Mesothelioma – A tumour of the mesothelium, which line several of the body’s cavities. Most often caused by exposure to asbestos. It is a very aggressive and difficult to treat tumour.

Metastasis – The phenomenon of tumour spread from the primary site to distal secondary or tertiary sites. Generally, prognosis worsens with the degree of tumour metastasis.

Mitochondria – A subcellular organelle responsible for (among many things) the efficient conversion of carbohydrates and fats to CO2 and chemical energy in the form of ATP.

MitoVE11S – A vitamin E-succinate ester used to target the mitochondria of cancer cells. A proprietary compound of Cancure Limited.

Modality – See “Drug Modality”.

NCE – New Chemical Entity, a small chemical substance that is without precedent among regulated and approved drug products.

NEJM – New England Journal of Medicine, published by the Massachusetts Medical Society. NEJM is among the most prestigious peer-reviewed medical journals and the oldest continuously published one.

NDA – New Drug Application. Submitted to the FDA and contains the results of clinical trials. The FDA reviews the NDA, then decides whether to grant new drug status and allow marketing of the drug.

NME – New Molecular Entity is a drug or chemical that is without precedent among regulated and approved drug products. The NME designation indicates that a drug in development is not a version or derivative of an existing and previously investigated, trialled and approved substance.

NSCLC – Non-Small Cell Lung Cancer. An aggressive and difficult-to-treat cancer of the lung.

Patent term extension – An extension of patent life of up to 5 years to compensate a drug developer for the marketing time lost due to governmental regulations, which often necessitate 6–8 years of pre-market clinical testing.

Peptide vaccine – A vaccine comprising of fragments of proteins (peptides), which are usually synthetically manufactured.

Phase 1 clinical trial – A first in man study of a developmental drug. The primary endpoints in Phase 1 studies are toxicity and dosing. Not usually concerned with efficacy, although this can be addressed as a secondary endpoint if carried out in diseased subjects.

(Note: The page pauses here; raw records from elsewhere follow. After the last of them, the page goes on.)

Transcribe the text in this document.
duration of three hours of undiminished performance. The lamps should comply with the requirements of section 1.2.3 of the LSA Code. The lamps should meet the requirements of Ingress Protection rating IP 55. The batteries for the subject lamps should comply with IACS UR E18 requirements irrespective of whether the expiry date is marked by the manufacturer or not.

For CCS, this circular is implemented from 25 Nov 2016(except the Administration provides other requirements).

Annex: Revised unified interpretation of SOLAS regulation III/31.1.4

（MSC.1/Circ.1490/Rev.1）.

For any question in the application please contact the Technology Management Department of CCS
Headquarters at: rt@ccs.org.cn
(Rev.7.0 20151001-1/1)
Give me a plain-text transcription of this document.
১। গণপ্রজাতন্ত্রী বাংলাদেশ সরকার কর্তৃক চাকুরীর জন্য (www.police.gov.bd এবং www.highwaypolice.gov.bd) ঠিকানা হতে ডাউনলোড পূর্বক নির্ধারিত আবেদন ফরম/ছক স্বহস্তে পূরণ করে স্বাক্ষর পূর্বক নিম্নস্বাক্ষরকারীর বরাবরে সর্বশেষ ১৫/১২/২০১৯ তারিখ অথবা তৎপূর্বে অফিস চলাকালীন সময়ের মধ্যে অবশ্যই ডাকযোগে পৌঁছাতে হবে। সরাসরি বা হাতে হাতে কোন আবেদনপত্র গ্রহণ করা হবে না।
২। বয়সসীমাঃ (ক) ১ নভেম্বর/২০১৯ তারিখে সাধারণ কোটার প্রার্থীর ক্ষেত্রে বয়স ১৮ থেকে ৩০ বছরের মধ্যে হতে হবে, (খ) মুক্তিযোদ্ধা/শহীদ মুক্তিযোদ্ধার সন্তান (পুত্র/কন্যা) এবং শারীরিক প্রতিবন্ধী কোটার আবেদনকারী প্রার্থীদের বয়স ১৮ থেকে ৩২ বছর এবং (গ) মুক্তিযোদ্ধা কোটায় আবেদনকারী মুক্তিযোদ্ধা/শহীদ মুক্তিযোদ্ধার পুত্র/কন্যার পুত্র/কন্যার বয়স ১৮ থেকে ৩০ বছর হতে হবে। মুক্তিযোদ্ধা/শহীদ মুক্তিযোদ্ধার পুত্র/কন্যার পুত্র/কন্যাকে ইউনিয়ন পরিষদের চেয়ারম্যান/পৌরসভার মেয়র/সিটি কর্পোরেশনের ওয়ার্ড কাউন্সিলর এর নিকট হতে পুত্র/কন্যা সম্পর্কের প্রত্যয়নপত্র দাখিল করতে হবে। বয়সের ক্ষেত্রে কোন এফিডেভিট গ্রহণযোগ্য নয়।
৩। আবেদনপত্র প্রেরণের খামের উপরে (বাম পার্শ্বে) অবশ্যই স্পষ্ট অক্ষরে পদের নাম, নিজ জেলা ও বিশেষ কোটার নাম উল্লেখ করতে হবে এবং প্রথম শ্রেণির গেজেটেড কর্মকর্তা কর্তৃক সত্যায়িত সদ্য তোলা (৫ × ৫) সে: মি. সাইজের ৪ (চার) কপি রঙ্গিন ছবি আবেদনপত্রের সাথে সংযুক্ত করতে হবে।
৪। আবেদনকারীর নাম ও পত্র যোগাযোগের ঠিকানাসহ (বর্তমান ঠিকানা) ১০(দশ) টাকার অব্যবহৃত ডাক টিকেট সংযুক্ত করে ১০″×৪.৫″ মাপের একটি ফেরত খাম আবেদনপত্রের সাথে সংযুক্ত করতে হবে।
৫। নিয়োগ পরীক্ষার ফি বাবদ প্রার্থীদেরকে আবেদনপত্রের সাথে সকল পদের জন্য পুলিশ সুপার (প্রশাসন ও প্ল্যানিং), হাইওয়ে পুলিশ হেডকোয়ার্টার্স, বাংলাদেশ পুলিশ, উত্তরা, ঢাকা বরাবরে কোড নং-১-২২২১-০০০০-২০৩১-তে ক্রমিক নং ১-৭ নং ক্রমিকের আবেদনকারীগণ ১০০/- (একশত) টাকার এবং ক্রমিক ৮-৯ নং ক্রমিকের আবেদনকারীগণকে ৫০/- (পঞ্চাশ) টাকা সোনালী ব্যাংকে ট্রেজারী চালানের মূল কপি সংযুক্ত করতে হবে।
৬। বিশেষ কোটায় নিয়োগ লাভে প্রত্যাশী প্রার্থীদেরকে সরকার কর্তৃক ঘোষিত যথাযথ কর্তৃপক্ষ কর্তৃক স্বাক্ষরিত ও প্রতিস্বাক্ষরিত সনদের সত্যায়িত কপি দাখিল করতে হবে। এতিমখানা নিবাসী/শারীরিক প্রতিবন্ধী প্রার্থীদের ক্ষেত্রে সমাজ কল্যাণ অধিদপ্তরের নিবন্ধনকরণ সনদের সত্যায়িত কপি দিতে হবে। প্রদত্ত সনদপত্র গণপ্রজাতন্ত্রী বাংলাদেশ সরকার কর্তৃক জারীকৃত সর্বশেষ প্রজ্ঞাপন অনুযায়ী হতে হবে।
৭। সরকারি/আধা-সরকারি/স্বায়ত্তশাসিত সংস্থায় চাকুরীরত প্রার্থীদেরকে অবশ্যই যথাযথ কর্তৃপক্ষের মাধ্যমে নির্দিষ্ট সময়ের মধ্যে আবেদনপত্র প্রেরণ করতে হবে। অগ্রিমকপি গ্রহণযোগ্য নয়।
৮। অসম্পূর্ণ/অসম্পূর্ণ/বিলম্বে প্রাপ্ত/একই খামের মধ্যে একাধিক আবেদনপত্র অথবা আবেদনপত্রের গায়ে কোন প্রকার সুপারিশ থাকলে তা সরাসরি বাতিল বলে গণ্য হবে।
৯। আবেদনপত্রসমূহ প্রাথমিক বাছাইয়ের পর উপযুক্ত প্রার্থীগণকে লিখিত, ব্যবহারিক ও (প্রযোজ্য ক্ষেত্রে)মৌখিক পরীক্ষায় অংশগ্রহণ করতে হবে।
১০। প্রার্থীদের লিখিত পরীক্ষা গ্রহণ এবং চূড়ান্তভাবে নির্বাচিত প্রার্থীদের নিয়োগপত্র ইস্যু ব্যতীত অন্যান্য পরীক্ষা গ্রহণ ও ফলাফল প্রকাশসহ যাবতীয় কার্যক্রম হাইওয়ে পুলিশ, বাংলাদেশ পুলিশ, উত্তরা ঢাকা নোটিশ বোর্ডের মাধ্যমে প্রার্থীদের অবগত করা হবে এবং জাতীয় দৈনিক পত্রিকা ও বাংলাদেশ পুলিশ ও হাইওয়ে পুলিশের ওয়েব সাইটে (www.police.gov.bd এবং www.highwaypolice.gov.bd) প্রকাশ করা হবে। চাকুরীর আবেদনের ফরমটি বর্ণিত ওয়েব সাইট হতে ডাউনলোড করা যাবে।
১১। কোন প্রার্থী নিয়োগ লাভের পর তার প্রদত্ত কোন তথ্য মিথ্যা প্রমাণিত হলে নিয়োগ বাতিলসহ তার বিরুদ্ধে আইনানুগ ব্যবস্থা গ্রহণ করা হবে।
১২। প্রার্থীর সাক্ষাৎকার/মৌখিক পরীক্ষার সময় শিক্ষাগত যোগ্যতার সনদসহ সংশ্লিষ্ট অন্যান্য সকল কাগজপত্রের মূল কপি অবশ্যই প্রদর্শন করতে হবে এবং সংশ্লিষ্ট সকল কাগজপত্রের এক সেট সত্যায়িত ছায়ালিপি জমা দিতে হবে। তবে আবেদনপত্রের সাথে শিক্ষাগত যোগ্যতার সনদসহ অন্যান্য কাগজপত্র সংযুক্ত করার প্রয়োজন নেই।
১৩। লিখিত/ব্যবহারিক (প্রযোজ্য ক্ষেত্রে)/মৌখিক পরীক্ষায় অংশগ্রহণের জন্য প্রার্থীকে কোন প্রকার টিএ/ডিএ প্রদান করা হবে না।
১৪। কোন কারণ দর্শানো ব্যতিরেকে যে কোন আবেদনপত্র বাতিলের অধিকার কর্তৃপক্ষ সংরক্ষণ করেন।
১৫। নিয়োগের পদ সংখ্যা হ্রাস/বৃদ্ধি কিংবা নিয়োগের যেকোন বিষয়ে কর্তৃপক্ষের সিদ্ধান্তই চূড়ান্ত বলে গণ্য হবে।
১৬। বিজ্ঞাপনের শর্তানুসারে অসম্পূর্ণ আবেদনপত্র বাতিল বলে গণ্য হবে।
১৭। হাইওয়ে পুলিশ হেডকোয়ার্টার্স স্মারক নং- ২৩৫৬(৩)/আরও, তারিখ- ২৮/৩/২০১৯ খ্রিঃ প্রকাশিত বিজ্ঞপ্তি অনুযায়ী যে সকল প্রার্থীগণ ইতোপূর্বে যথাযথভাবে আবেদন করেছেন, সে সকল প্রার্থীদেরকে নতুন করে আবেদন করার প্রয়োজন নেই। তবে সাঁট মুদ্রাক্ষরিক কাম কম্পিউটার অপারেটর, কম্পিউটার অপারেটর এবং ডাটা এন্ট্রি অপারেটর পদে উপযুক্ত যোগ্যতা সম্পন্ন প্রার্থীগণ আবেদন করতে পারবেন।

Phase 2 clinical trial – A clinical trial that addresses efficacy and safety of a developmental drug. Dosing is based on the data obtained from a Phase 1 study. Subjects are individuals that are suffering from the disease in question. This can include a placebo and carried out “double blind”, where neither the subject nor the attending physician is aware whether the drug or a placebo is administered.

Phase 3 clinical trial – A large clinical trial that is only conducted after a successful Phase 2 study. Usually double blind, placebo controlled. Many more subjects are enrolled in several centres, and it is often international.

RECIST – Response Evaluation Criteria in Solid Tumours, a standardised system of tumour evaluation before and after treatment that enables comparisons of experimental treatments.

Renal cell carcinoma – A tumour originating in the kidneys, usually aggressive and difficult to treat.

TGA – Therapeutic Goods Administration. The Australian regulatory authority responsible for review and approval of new drugs for marketing.

T cells – Immune cells that drive the immune response. Some T cells are responsible for cell-killing. T cells are important in anti-tumour immunity.

Vaccine – A substance that mimics a pathogenic agent (e.g. virus or tumour cell) and generates an immune response. The immune response targets the pathogen and neutralises its pathogenic effects.